In Mandya district, a viral video showed a young woman wearing a hijab being approached by a mob of men with saffron shawls. As they yelled Jai Shri Ram (hail Lord Ram) repeatedly, she stood her ground, shouting "Allahu Akbar" (God is great) as college authorities escorted her away.
Later, the woman - identified as Muskan - said her college principal assured her that he would support her.
"A few other Muslim girls were also heckled in a similar manner. The college administration and the principal never prevented us from wearing the burka, so why should I listen to outsiders?" she told The Indian Express newspaper.
A senior police official told BBC Hindi that these were all "minor incidents" and that the situation was in control.
What has the state government said?
Karnataka Education Minister Nagesh BC has backed college authorities who say both saffron scarves and headscarves should be banned on campuses.
He has also alleged that the students are being instigated to protest by "miscreants".
"It's basically politics. All this is happening because state assembly elections are due next year," Mr Nagesh told BBC Hindi, referring to attempts by the Popular Front of India's political wing to gain traction in the region.
Chief Minister Basavaraj S Bommai and the state's home minister have urged the students and others to "maintain peace and harmony".
What did the court say?
On Wednesday, Justice Krishna Dixit, who was hearing two petitions filed on behalf of the Muslim women protesters, said that the matter should be referred to a larger bench.
"Having regard to the enormity of questions of importance which are debated, the court is of the considered opinion that the papers be put at the hand of the chief justice to decide if a larger bench can be constituted in the subject matter," said the judge, legal news website Live Law reported.

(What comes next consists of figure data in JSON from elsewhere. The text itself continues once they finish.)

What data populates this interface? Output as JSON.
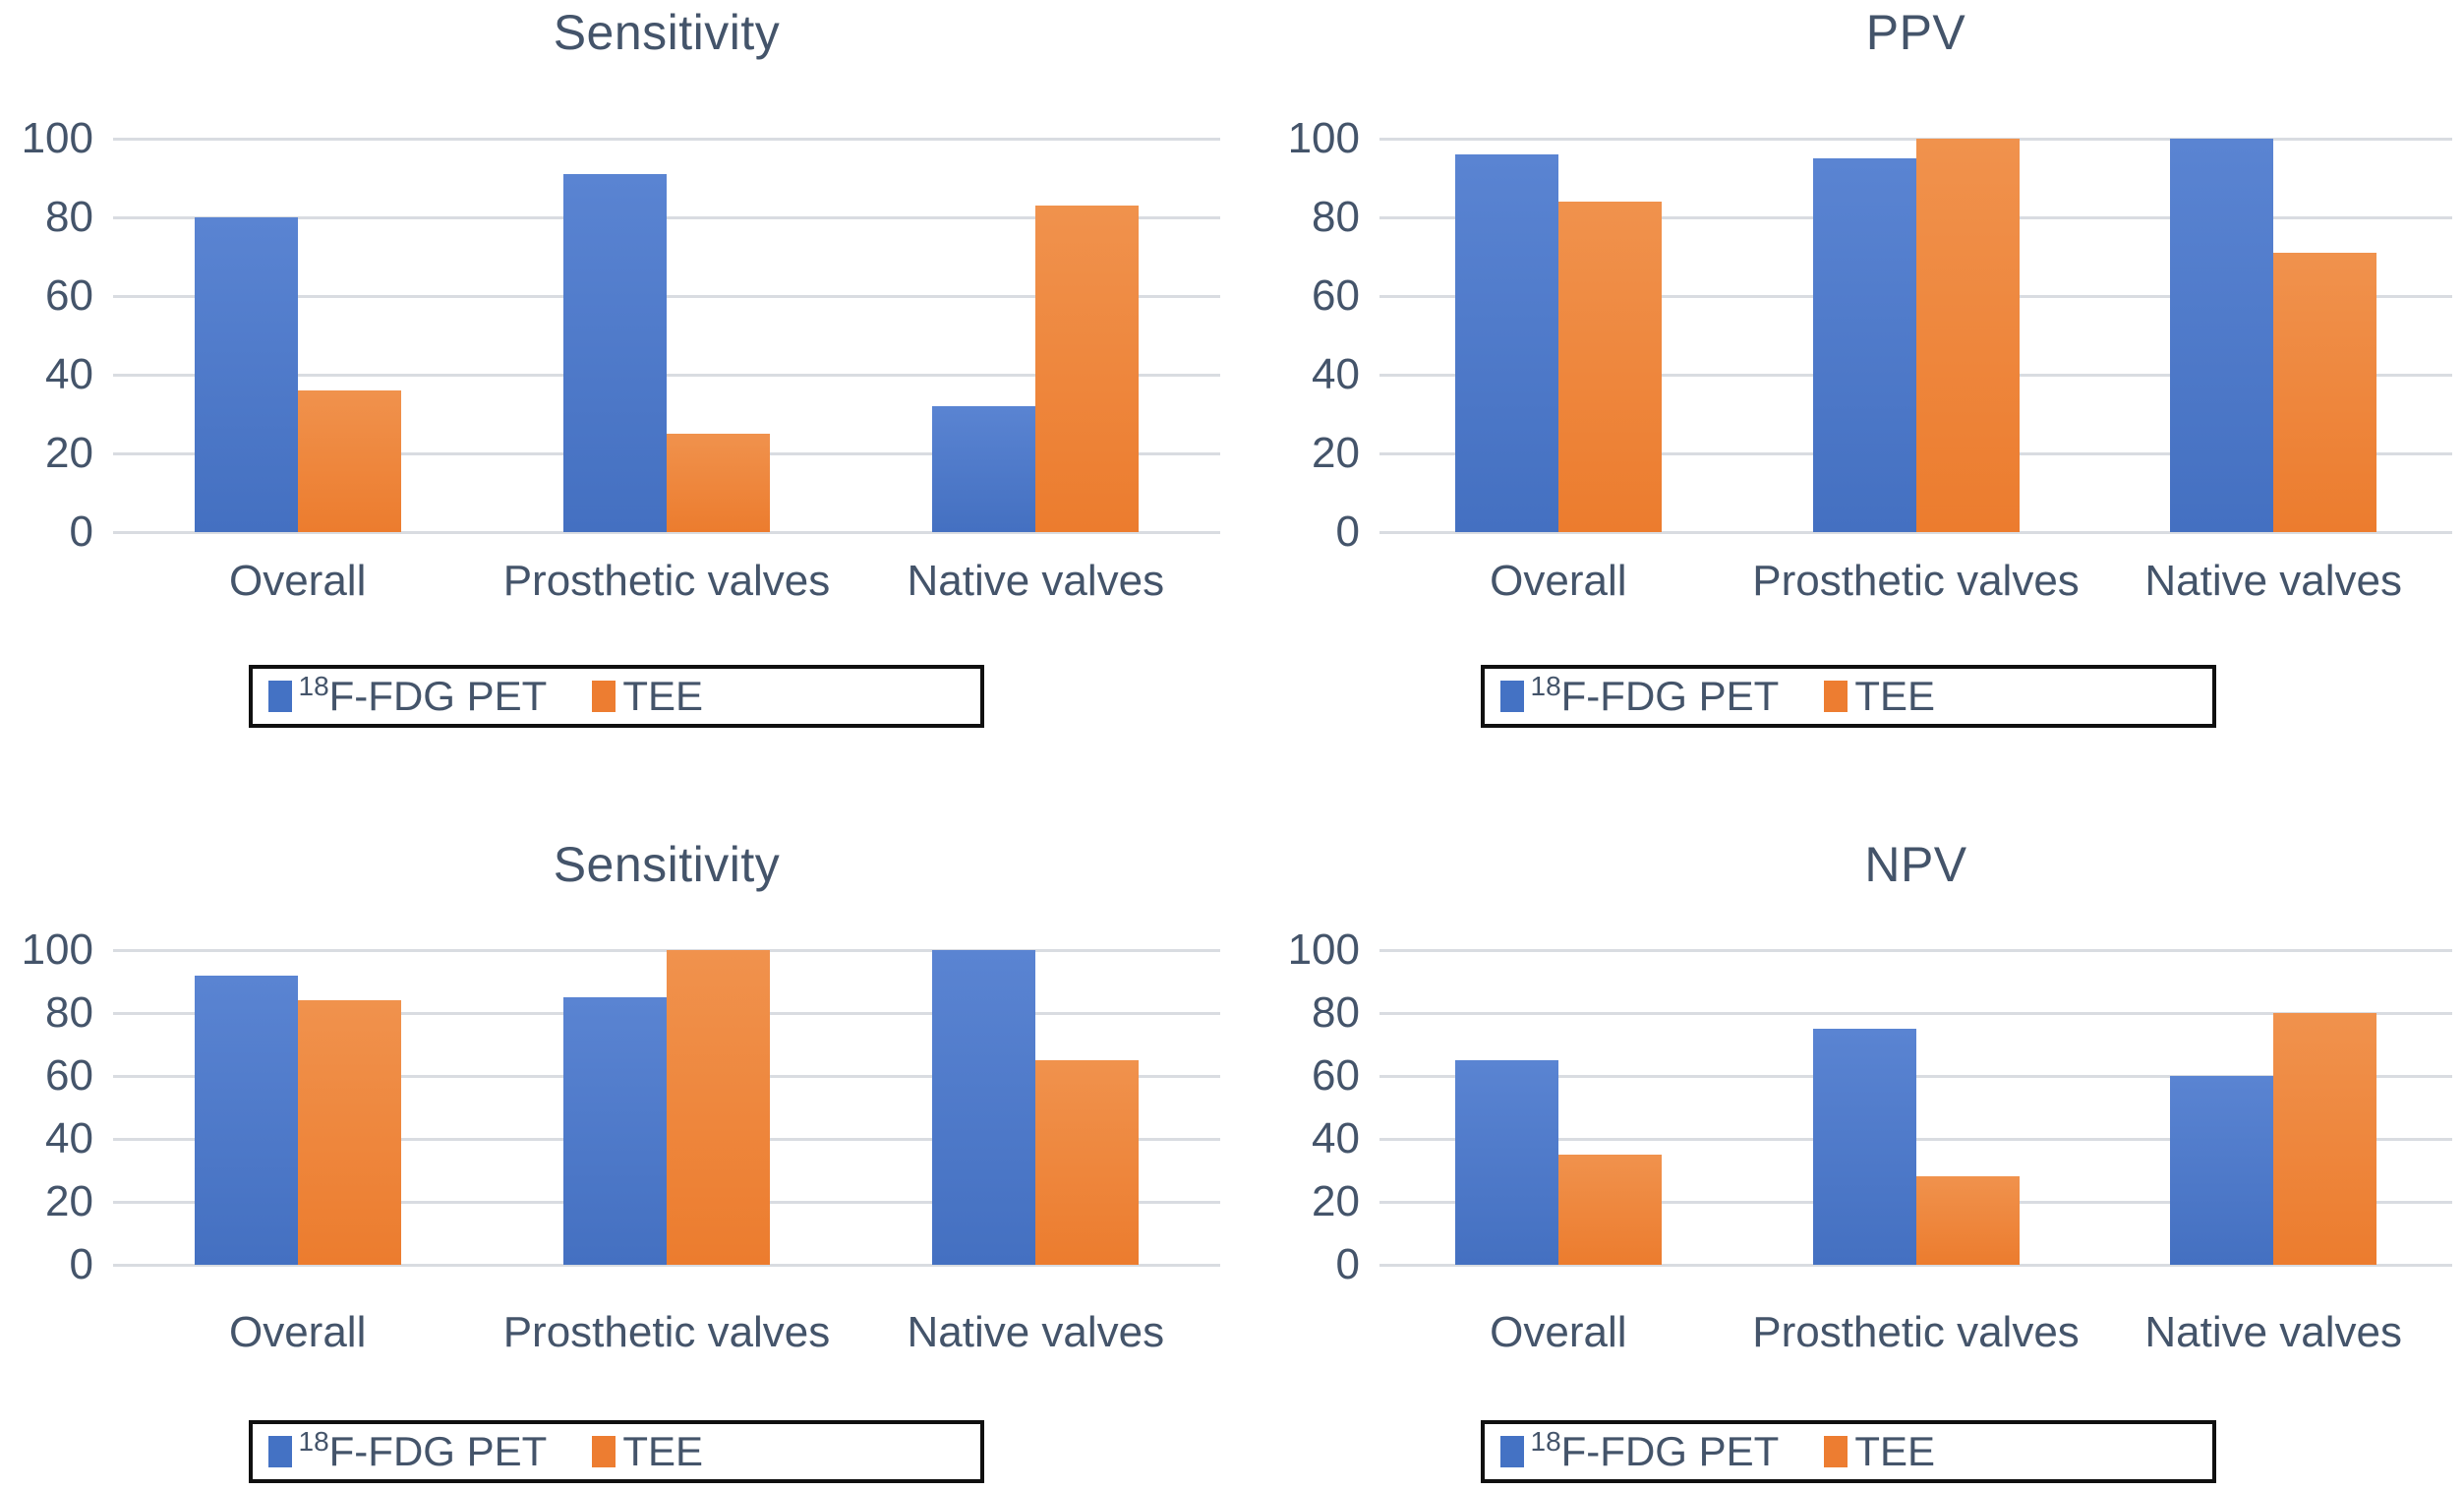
{
  "colors": {
    "pet_blue": "#4472C4",
    "tee_orange": "#ED7D31",
    "text": "#44546A",
    "gridline": "#D9DCE1",
    "legend_border": "#101010",
    "background": "#FFFFFF"
  },
  "legend": {
    "items": [
      {
        "sup": "18",
        "label": "F-FDG PET",
        "color": "#4472C4",
        "series_key": "pet"
      },
      {
        "sup": "",
        "label": "TEE",
        "color": "#ED7D31",
        "series_key": "tee"
      }
    ]
  },
  "chart_data": [
    {
      "type": "bar",
      "panel": "top-left",
      "title": "Sensitivity",
      "categories": [
        "Overall",
        "Prosthetic valves",
        "Native valves"
      ],
      "series": [
        {
          "name": "18F-FDG PET",
          "color": "#4472C4",
          "values": [
            80,
            91,
            32
          ]
        },
        {
          "name": "TEE",
          "color": "#ED7D31",
          "values": [
            36,
            25,
            83
          ]
        }
      ],
      "xlabel": "",
      "ylabel": "",
      "ylim": [
        0,
        100
      ],
      "yticks": [
        0,
        20,
        40,
        60,
        80,
        100
      ],
      "grid": true,
      "legend_position": "bottom"
    },
    {
      "type": "bar",
      "panel": "top-right",
      "title": "PPV",
      "categories": [
        "Overall",
        "Prosthetic valves",
        "Native valves"
      ],
      "series": [
        {
          "name": "18F-FDG PET",
          "color": "#4472C4",
          "values": [
            96,
            95,
            100
          ]
        },
        {
          "name": "TEE",
          "color": "#ED7D31",
          "values": [
            84,
            100,
            71
          ]
        }
      ],
      "xlabel": "",
      "ylabel": "",
      "ylim": [
        0,
        100
      ],
      "yticks": [
        0,
        20,
        40,
        60,
        80,
        100
      ],
      "grid": true,
      "legend_position": "bottom"
    },
    {
      "type": "bar",
      "panel": "bottom-left",
      "title": "Sensitivity",
      "categories": [
        "Overall",
        "Prosthetic valves",
        "Native valves"
      ],
      "series": [
        {
          "name": "18F-FDG PET",
          "color": "#4472C4",
          "values": [
            92,
            85,
            100
          ]
        },
        {
          "name": "TEE",
          "color": "#ED7D31",
          "values": [
            84,
            100,
            65
          ]
        }
      ],
      "xlabel": "",
      "ylabel": "",
      "ylim": [
        0,
        100
      ],
      "yticks": [
        0,
        20,
        40,
        60,
        80,
        100
      ],
      "grid": true,
      "legend_position": "bottom"
    },
    {
      "type": "bar",
      "panel": "bottom-right",
      "title": "NPV",
      "categories": [
        "Overall",
        "Prosthetic valves",
        "Native valves"
      ],
      "series": [
        {
          "name": "18F-FDG PET",
          "color": "#4472C4",
          "values": [
            65,
            75,
            60
          ]
        },
        {
          "name": "TEE",
          "color": "#ED7D31",
          "values": [
            35,
            28,
            80
          ]
        }
      ],
      "xlabel": "",
      "ylabel": "",
      "ylim": [
        0,
        100
      ],
      "yticks": [
        0,
        20,
        40,
        60,
        80,
        100
      ],
      "grid": true,
      "legend_position": "bottom"
    }
  ]
}
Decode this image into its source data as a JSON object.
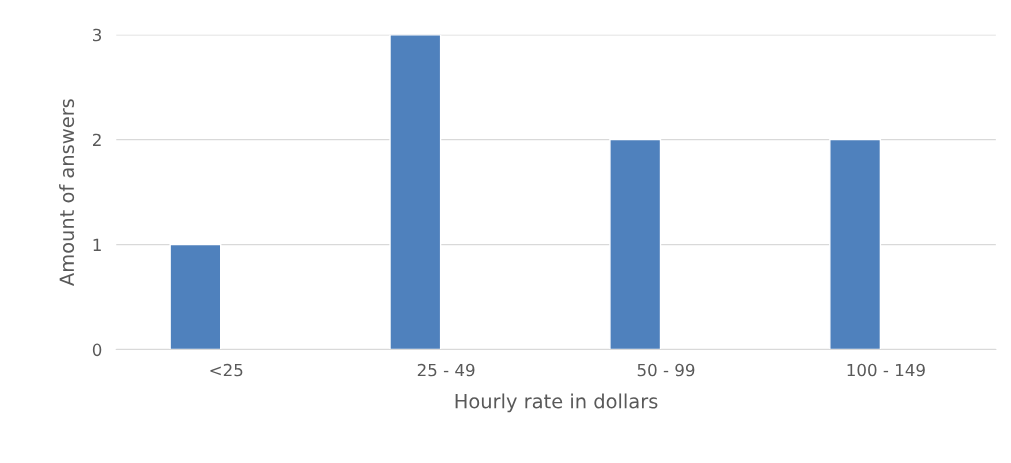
{
  "chart_data": {
    "type": "bar",
    "xlabel": "Hourly rate in dollars",
    "ylabel": "Amount of answers",
    "categories": [
      "<25",
      "25 - 49",
      "50 - 99",
      "100 - 149"
    ],
    "values": [
      1,
      3,
      2,
      2
    ],
    "color": "#4f81bd",
    "ylim": [
      0,
      3
    ],
    "yticks": [
      0,
      1,
      2,
      3
    ],
    "grid": "y",
    "legend": false
  }
}
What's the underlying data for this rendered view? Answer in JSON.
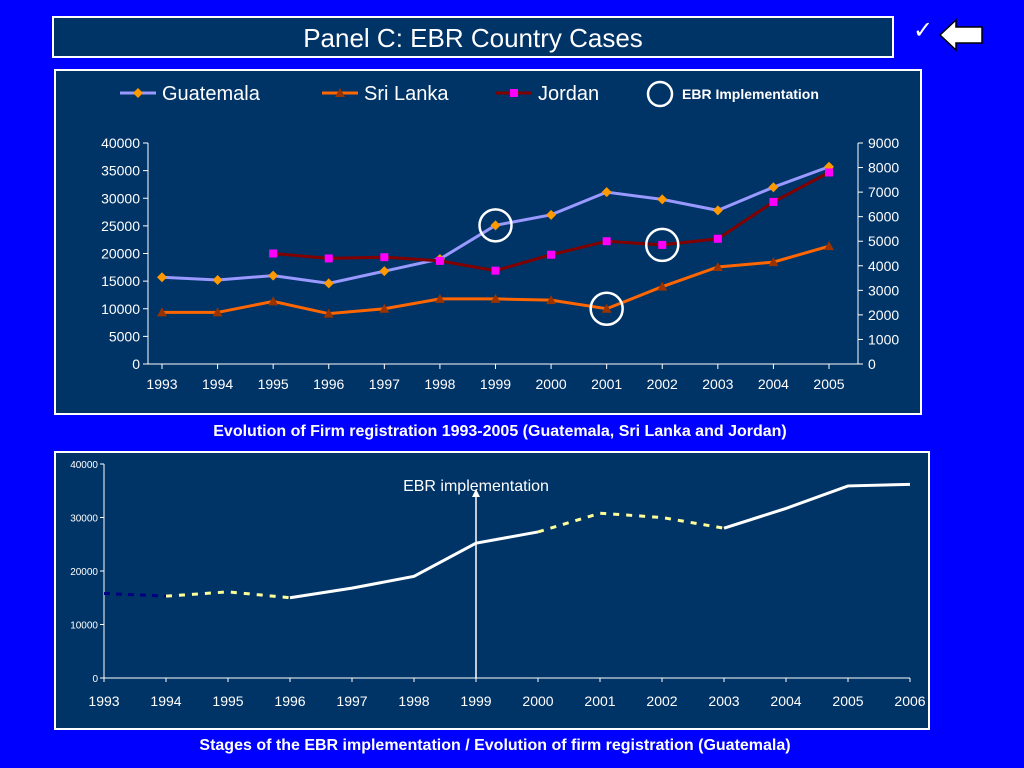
{
  "slide": {
    "title": "Panel C: EBR Country Cases",
    "nav_check": "✓",
    "caption_top": "Evolution of Firm registration 1993-2005 (Guatemala, Sri Lanka and Jordan)",
    "caption_bottom": "Stages of the EBR implementation / Evolution of firm registration (Guatemala)"
  },
  "colors": {
    "background": "#0000FF",
    "panel": "#003366",
    "guatemala": "#9999FF",
    "guatemala_marker": "#FF9900",
    "sri_lanka": "#FF6600",
    "sri_lanka_marker": "#993300",
    "jordan": "#800000",
    "jordan_marker": "#FF00FF",
    "dashed_navy": "#000080",
    "dashed_yellow": "#FFFF99"
  },
  "chart_data": [
    {
      "type": "line",
      "x": [
        "1993",
        "1994",
        "1995",
        "1996",
        "1997",
        "1998",
        "1999",
        "2000",
        "2001",
        "2002",
        "2003",
        "2004",
        "2005"
      ],
      "left_axis": {
        "ylim": [
          0,
          40000
        ],
        "ticks": [
          "0",
          "5000",
          "10000",
          "15000",
          "20000",
          "25000",
          "30000",
          "35000",
          "40000"
        ]
      },
      "right_axis": {
        "ylim": [
          0,
          9000
        ],
        "ticks": [
          "0",
          "1000",
          "2000",
          "3000",
          "4000",
          "5000",
          "6000",
          "7000",
          "8000",
          "9000"
        ]
      },
      "legend": {
        "guatemala": "Guatemala",
        "sri_lanka": "Sri Lanka",
        "jordan": "Jordan",
        "ebr": "EBR Implementation"
      },
      "series": [
        {
          "name": "Guatemala",
          "axis": "left",
          "values": [
            15700,
            15200,
            16000,
            14600,
            16800,
            19000,
            25100,
            27000,
            31100,
            29800,
            27800,
            32000,
            35700
          ]
        },
        {
          "name": "Sri Lanka",
          "axis": "right",
          "values": [
            2100,
            2100,
            2550,
            2050,
            2250,
            2650,
            2650,
            2600,
            2250,
            3150,
            3950,
            4150,
            4800
          ]
        },
        {
          "name": "Jordan",
          "axis": "right",
          "values": [
            null,
            null,
            4500,
            4300,
            4350,
            4200,
            3800,
            4450,
            5000,
            4850,
            5100,
            6600,
            7800
          ]
        }
      ],
      "ebr_markers": [
        {
          "series": "Guatemala",
          "x": "1999"
        },
        {
          "series": "Sri Lanka",
          "x": "2001"
        },
        {
          "series": "Jordan",
          "x": "2002"
        }
      ]
    },
    {
      "type": "line",
      "x": [
        "1993",
        "1994",
        "1995",
        "1996",
        "1997",
        "1998",
        "1999",
        "2000",
        "2001",
        "2002",
        "2003",
        "2004",
        "2005",
        "2006"
      ],
      "ylim": [
        0,
        40000
      ],
      "y_ticks": [
        "0",
        "10000",
        "20000",
        "30000",
        "40000"
      ],
      "annotation": "EBR implementation",
      "annotation_x": "1999",
      "segments": [
        {
          "style": "dashed-navy",
          "points": [
            [
              "1993",
              15800
            ],
            [
              "1994",
              15300
            ]
          ]
        },
        {
          "style": "dashed-yellow",
          "points": [
            [
              "1994",
              15300
            ],
            [
              "1995",
              16100
            ],
            [
              "1996",
              15000
            ]
          ]
        },
        {
          "style": "solid-white",
          "points": [
            [
              "1996",
              15000
            ],
            [
              "1997",
              16800
            ],
            [
              "1998",
              19000
            ],
            [
              "1999",
              25200
            ],
            [
              "2000",
              27300
            ]
          ]
        },
        {
          "style": "dashed-yellow",
          "points": [
            [
              "2000",
              27300
            ],
            [
              "2001",
              30800
            ],
            [
              "2002",
              30000
            ],
            [
              "2003",
              28000
            ]
          ]
        },
        {
          "style": "solid-white",
          "points": [
            [
              "2003",
              28000
            ],
            [
              "2004",
              31700
            ],
            [
              "2005",
              35900
            ],
            [
              "2006",
              36200
            ]
          ]
        }
      ]
    }
  ]
}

Of the two petitions, one argues that choosing what to wear is a fundamental right guaranteed by India's constitution. The other questions the legality of a recent state government dress code order for educational institutions, which bans headscarves and hijabs.
Their lawyer had argued that the government's order on banning the hijab was both unconstitutional and illegal - he had also asked the court to pass an interim order that would allow the students to attend classes ahead of exams.
According to Live Law, justice Dixit also said that the petitioners could seek interim relief after the chief justice took a decision on forming a larger bench.